R Script

this page assumes that you are already familiar with R

Starting with a clean slate

You probably tested your experiments at multiple steps along the way, at which your were recording different pieces of information in the results file. Now that you have a final design, scroll down to results and click delete next to your files results and raw_results.

Then take your experiment at least twice, entering different IDs, to generate some results. Click refresh to see the new results files appear under results.

Save your results file in a folder that you will be able to access from an R script.

Load your results file in R

Add the function below to your R script so you can read your results file in R as a CSV file, and automatically name the columns using the comments lines:

read.pcibex <- function(filepath, auto.colnames=TRUE, fun.col=function(col,cols){cols[cols==col]<-paste(col,"Ibex",sep=".");return(cols)}) {
  n.cols <- max(count.fields(filepath,sep=","),na.rm=TRUE)
  if (auto.colnames){
    cols <- c()
    con <- file(filepath, "r")
    while ( TRUE ) {
      line <- readLines(con, n = 1, warn=FALSE)
      if ( length(line) == 0) {
        break
      }
      m <- regmatches(line,regexec("^# (\\d+)\\. (.+)\\.$",line))[[1]]
      if (length(m) == 3) {
        index <- as.numeric(m[2])
        value <- m[3]
        if (index < length(cols)){
          cols <- c()
        }
        if (is.function(fun.col)){
         cols <- fun.col(value,cols)
        }
        cols[index] <- value
        if (index == n.cols){
          break
        }
      }
    }
    close(con)
    return(read.csv(filepath, comment.char="#", header=FALSE, col.names=cols))
  }
  else{
    return(read.csv(filepath, comment.char="#", header=FALSE, col.names=seq(1:n.cols)))
  }
}

Then all you need to do to read your results file is results <- read.pcibex("results") (assuming your saved your results file in your R working directory under the name results).

You can then take a look at the first lines of your table, and their column names, using head(results).
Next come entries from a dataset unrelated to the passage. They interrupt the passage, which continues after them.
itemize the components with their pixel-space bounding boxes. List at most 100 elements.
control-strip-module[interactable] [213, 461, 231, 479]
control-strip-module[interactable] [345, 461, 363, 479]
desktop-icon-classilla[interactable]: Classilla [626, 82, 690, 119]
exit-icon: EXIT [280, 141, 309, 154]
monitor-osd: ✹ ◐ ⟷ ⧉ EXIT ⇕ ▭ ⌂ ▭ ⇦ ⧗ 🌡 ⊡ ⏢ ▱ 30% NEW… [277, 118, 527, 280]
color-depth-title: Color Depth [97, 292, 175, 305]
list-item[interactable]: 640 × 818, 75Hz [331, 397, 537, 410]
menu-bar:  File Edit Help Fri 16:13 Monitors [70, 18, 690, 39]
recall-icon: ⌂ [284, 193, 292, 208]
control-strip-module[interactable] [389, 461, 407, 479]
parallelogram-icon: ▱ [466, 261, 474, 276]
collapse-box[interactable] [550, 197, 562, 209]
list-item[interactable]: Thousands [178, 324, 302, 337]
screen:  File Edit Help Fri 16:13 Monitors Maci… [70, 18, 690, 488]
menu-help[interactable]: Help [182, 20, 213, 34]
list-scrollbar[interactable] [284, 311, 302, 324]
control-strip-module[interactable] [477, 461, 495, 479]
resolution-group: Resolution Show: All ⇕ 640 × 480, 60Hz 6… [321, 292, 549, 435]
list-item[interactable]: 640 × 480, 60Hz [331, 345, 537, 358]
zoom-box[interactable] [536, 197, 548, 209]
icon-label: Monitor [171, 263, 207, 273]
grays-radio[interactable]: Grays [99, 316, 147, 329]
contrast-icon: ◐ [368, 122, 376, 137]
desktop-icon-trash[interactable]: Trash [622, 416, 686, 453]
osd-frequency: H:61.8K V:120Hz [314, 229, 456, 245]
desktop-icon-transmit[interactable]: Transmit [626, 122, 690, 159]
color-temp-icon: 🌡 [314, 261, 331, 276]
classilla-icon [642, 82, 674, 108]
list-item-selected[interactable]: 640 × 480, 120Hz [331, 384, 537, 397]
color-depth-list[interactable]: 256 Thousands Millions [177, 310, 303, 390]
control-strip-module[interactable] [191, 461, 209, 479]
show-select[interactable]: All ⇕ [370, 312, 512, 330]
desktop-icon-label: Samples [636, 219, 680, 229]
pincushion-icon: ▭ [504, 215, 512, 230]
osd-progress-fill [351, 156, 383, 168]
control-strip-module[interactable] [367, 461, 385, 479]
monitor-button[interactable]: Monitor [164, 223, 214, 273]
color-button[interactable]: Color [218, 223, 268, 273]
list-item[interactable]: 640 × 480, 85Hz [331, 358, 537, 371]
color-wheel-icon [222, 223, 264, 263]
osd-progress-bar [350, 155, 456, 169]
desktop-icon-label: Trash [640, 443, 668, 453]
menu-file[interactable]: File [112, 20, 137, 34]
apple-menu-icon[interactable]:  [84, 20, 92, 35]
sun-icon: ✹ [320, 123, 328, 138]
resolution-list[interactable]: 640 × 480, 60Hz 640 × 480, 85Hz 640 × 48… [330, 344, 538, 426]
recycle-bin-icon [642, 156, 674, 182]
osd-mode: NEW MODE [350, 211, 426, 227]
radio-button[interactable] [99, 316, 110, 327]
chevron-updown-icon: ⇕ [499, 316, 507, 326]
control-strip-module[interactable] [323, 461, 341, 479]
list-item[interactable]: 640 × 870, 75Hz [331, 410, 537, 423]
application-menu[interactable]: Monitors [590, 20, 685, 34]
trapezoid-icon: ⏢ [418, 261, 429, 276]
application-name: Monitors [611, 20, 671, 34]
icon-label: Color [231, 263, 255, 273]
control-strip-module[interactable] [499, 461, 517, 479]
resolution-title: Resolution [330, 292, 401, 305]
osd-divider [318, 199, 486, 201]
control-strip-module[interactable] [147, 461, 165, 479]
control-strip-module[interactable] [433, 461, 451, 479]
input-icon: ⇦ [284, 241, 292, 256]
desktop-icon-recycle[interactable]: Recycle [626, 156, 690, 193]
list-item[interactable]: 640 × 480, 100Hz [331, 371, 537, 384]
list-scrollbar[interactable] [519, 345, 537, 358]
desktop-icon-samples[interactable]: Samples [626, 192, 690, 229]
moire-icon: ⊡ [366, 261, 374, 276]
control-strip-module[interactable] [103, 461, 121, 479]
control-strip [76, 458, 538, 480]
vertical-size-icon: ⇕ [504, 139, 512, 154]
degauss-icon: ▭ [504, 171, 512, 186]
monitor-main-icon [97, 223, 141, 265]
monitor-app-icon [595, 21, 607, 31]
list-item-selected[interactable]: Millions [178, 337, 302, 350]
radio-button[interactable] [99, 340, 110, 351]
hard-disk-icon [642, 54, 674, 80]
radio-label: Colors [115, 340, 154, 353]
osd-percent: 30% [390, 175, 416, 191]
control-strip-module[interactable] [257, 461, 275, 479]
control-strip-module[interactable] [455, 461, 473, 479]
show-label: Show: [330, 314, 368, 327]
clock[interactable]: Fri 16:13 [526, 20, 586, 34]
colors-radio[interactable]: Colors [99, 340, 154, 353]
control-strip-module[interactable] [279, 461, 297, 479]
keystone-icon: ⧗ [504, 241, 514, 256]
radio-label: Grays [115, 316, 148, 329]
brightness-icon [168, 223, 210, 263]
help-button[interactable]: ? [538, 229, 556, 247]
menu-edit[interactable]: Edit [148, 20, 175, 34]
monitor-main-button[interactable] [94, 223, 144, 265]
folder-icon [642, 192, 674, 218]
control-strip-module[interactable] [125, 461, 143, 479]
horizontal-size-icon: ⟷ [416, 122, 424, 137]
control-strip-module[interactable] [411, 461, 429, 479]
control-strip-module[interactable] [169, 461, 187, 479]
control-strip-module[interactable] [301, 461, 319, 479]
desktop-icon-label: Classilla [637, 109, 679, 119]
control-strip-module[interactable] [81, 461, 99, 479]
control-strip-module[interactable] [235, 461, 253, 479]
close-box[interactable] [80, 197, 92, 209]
By default, when it finds more than one column given the same description in the comments of the results file, the function above suffixes the first column name with .Ibex. Since the native IBEX format already inserts two columns in the results file described as Item and Group, and since if you used .log( "Item" , variable.Item ) and .log( "Group" , variable.Group ) on your table-generated trials, this behavior ensures that the Ibex-native columns (which appear first) are named Item.Ibex and Group.Ibex while the columns you added using the .log commands are indeed named Item and Group.

Compare RTs

You can easily take a look at response times using the dplyr package:

require(dplyr)

results %>%
  filter(Ending %in% c("1st","3rd") & (Parameter == "Selection" | Value == "Start")) %>%
  mutate( Accurate = rep(Value[Parameter=="Selection"]==gsub("1st","one", gsub("3rd", "two", Ending[Parameter=="Selection"])), each=2)) %>%
  group_by(Accurate, Ending, Group, ID) %>%
  summarise( RT = mean(EventTime[Parameter=="Selection"] - EventTime[Value=="Start"]) , N = length(Value)/2 )

Our filter excludes rows which do not report 1st or 3rd (the welcome-trial rows) and keeps only those corresponding to a selection or to the start of a trial.

The function mutate adds a column Accurate indicating whether the Value for the Selection rows matches its Ending.

We then group our rows by Accurate and Ending to get a clear idea of the effect of our manipulation (presence vs absence of -s) and also by Group and ID to get individual observations.

Finally we report the mean differences between the EventTime of the Selection minus the Start rows, along with the number of observations (two rows per trial, Start and Selection, call for a division by 2).